Co prawda na razie ciąża nie jest dla mnie obciążeniem, więc rzadko wykorzystuję przywilej pierwszeństwa w kolejce, ale zdarza mi się, kiedy czuję się gorzej.
No to Ci powiem że ja bym tak nie powoliła sobie w każdej ciąży wyrzucałam wszystkich z kasy pierwszeństwa na koniec kolejki a mężczyzn pytałam czy są w ciąży. Bez przesady to nie jest dla nich tylko dla nas przywilej. A kiedy na zakupach w biedronce było dużo ludzi i tam nie ma kas pierwszeństwa poszłam do kierownika sklepu żeby otwarto dla mnie inną kasę. Nauczyłam się walczyć o swoje.
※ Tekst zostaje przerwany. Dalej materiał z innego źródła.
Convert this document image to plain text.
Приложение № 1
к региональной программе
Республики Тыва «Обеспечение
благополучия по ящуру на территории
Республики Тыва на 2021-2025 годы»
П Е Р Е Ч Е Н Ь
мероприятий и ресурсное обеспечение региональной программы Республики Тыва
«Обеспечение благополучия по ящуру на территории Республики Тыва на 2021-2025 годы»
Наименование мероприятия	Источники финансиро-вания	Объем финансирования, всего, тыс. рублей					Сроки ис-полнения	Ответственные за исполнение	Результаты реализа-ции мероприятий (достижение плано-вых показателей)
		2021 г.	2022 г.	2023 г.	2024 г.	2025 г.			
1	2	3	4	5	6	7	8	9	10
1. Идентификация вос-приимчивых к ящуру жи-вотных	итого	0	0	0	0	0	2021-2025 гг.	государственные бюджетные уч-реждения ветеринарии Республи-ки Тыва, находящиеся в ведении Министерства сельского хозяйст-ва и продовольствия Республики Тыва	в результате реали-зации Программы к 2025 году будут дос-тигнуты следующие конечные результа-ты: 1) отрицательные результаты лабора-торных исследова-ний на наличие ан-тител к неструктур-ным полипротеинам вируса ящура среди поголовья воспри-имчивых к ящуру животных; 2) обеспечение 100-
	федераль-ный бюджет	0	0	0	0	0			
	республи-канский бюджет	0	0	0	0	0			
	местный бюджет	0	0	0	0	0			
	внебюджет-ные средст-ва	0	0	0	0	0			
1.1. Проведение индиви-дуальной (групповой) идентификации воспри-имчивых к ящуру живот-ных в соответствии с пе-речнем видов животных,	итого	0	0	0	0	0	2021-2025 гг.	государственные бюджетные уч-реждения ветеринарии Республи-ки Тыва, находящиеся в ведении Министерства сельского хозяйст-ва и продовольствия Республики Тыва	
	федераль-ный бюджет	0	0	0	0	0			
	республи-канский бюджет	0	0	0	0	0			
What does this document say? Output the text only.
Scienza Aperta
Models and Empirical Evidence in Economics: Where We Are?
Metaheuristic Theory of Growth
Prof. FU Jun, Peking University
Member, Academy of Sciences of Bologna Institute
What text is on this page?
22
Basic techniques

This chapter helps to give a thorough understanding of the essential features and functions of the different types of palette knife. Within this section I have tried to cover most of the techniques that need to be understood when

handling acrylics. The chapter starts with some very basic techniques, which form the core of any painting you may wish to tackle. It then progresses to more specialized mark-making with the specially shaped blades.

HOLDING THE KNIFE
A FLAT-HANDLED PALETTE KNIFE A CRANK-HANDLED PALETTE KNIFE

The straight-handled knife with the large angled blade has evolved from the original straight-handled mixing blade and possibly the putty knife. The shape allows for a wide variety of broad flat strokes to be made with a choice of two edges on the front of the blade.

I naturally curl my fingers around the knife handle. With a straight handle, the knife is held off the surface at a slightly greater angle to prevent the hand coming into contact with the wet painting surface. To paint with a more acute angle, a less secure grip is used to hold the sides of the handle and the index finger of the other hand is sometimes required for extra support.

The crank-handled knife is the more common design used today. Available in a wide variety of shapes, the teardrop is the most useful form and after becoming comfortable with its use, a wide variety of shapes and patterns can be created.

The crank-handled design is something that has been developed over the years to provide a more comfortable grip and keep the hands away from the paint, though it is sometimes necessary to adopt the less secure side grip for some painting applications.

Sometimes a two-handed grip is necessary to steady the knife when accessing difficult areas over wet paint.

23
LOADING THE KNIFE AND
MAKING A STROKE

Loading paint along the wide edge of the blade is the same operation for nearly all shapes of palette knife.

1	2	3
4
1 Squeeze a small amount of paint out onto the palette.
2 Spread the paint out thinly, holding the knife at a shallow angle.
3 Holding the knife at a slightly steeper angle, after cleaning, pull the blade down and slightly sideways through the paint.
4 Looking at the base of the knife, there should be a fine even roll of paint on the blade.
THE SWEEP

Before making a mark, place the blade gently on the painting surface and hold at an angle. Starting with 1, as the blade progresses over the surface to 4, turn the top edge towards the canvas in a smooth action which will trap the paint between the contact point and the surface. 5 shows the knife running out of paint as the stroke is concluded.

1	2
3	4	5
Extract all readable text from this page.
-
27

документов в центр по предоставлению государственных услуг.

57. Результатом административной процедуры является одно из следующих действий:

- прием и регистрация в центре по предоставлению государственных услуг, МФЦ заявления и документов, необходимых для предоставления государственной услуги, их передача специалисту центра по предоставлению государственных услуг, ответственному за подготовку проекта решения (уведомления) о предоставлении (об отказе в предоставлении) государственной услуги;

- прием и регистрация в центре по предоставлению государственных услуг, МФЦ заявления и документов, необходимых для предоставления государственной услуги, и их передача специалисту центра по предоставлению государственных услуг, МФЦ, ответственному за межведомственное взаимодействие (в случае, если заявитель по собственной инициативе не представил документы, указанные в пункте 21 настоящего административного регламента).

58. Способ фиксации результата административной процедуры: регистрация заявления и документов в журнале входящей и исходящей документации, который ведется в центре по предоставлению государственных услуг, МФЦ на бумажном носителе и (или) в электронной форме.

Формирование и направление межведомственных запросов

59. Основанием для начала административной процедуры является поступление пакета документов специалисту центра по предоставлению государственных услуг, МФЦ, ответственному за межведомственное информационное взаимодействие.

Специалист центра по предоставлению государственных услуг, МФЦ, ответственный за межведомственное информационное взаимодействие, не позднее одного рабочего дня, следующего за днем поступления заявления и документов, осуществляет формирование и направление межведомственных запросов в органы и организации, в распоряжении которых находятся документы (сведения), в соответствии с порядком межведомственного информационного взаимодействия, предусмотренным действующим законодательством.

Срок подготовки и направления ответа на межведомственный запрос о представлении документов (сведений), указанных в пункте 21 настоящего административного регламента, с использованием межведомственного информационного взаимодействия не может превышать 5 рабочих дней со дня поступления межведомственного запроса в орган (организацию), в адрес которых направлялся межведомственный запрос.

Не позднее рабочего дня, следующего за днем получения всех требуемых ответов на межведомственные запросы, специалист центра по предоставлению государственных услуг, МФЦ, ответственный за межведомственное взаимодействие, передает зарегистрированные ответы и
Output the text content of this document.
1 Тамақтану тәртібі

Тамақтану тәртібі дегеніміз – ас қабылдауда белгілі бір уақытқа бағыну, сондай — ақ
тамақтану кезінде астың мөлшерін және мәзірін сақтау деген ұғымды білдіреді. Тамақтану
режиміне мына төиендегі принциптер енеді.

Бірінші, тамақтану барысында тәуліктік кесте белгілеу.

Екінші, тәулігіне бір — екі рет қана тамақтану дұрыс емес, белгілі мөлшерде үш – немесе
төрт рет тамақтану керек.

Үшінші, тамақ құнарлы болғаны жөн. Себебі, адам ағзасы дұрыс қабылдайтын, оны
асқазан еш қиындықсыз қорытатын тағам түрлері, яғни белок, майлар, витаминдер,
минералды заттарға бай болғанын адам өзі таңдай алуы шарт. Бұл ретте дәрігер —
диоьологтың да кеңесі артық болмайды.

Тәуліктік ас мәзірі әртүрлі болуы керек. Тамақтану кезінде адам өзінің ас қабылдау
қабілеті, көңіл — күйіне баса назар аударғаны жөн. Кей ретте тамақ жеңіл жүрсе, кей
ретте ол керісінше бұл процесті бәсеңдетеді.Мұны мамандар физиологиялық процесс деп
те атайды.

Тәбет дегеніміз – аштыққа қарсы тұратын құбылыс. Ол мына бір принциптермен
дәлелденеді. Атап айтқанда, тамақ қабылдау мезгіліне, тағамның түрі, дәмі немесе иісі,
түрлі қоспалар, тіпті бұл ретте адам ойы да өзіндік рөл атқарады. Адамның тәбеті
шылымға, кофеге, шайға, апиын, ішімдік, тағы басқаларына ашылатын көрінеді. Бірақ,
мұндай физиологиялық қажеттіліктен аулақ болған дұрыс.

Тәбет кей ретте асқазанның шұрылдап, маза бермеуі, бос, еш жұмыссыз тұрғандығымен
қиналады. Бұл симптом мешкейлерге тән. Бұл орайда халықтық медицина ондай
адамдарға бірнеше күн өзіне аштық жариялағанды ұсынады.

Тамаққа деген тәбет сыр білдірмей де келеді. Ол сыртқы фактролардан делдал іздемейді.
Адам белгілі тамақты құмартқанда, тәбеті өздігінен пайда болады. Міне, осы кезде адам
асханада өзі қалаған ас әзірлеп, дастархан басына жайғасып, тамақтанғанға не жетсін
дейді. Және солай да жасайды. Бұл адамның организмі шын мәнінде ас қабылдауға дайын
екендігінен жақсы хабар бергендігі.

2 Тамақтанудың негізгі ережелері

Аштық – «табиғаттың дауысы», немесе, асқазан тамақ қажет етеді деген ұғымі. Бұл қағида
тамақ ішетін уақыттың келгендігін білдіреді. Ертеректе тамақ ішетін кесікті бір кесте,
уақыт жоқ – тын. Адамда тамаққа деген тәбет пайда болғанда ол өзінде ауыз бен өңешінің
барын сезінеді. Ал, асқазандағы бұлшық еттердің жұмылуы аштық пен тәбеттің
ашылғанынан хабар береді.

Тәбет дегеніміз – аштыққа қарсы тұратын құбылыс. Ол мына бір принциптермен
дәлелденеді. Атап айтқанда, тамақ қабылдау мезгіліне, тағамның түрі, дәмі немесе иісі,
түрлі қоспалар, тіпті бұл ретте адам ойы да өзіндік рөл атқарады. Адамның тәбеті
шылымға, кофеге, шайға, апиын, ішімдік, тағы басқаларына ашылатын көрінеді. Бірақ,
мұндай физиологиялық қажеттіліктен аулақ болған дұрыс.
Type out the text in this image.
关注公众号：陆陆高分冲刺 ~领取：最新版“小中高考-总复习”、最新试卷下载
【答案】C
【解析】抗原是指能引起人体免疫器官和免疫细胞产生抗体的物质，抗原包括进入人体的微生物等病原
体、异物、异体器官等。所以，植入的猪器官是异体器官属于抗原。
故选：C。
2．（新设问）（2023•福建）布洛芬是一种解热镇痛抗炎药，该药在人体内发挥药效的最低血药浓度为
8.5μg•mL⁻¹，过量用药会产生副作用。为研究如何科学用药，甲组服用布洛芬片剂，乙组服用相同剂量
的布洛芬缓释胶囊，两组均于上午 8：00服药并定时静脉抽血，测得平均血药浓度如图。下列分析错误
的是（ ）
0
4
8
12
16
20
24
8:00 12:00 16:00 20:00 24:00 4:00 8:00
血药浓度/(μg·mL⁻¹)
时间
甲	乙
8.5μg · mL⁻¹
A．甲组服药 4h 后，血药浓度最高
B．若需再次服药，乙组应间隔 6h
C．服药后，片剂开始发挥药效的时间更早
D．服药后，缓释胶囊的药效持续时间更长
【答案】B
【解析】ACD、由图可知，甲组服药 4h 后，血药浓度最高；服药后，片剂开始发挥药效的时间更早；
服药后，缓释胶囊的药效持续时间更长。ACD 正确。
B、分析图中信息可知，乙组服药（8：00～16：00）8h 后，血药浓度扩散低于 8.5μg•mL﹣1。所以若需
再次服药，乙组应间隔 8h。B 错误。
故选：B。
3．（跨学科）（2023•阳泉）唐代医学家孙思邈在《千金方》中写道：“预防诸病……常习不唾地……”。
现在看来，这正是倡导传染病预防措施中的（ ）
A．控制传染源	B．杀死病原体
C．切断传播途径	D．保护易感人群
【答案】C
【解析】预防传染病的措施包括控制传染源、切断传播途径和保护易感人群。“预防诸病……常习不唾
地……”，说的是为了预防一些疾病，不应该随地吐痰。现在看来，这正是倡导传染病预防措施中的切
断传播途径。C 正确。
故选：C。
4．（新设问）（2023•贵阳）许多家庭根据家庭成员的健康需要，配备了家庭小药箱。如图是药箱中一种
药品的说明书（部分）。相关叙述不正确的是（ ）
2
A starsi ludzie są okropni w większości zmęczone życiem marudy :/
Byłam w ciąży 3 razy , nigdy nie wykorzystywałam swojego stanu, nawet kiedy naprawdę ciężko mi było wytrzymać. Ale uważam, że jeżeli w sklepie jest kasa pierwszeństwa to kasjerka też trochę powinna zwracać uwagę kto w niej stoi i reagować aby osoby uprzywilejowane były w niej obsługiwane poza kolejnością. Miałam taką sytuację w trzeciej ciąży, stałam przy kasie pierwszeństwa i miałam sporo zakupów, zauważyła mnie kasjerka i z tekstem do mnie , że jakbym miała mało zakupów to poprosiłaby ludzi żeby mnie przepuścili, ale że mam cały wózek to muszę stać. To po co ta kasa? A miałam też taką sytuację kiedy pani ekspedientka w sklepie mięsnym spytała ludzi, którzy stali przede mną czy może mnie obsłużyć i ludzie udawali że nie słyszą.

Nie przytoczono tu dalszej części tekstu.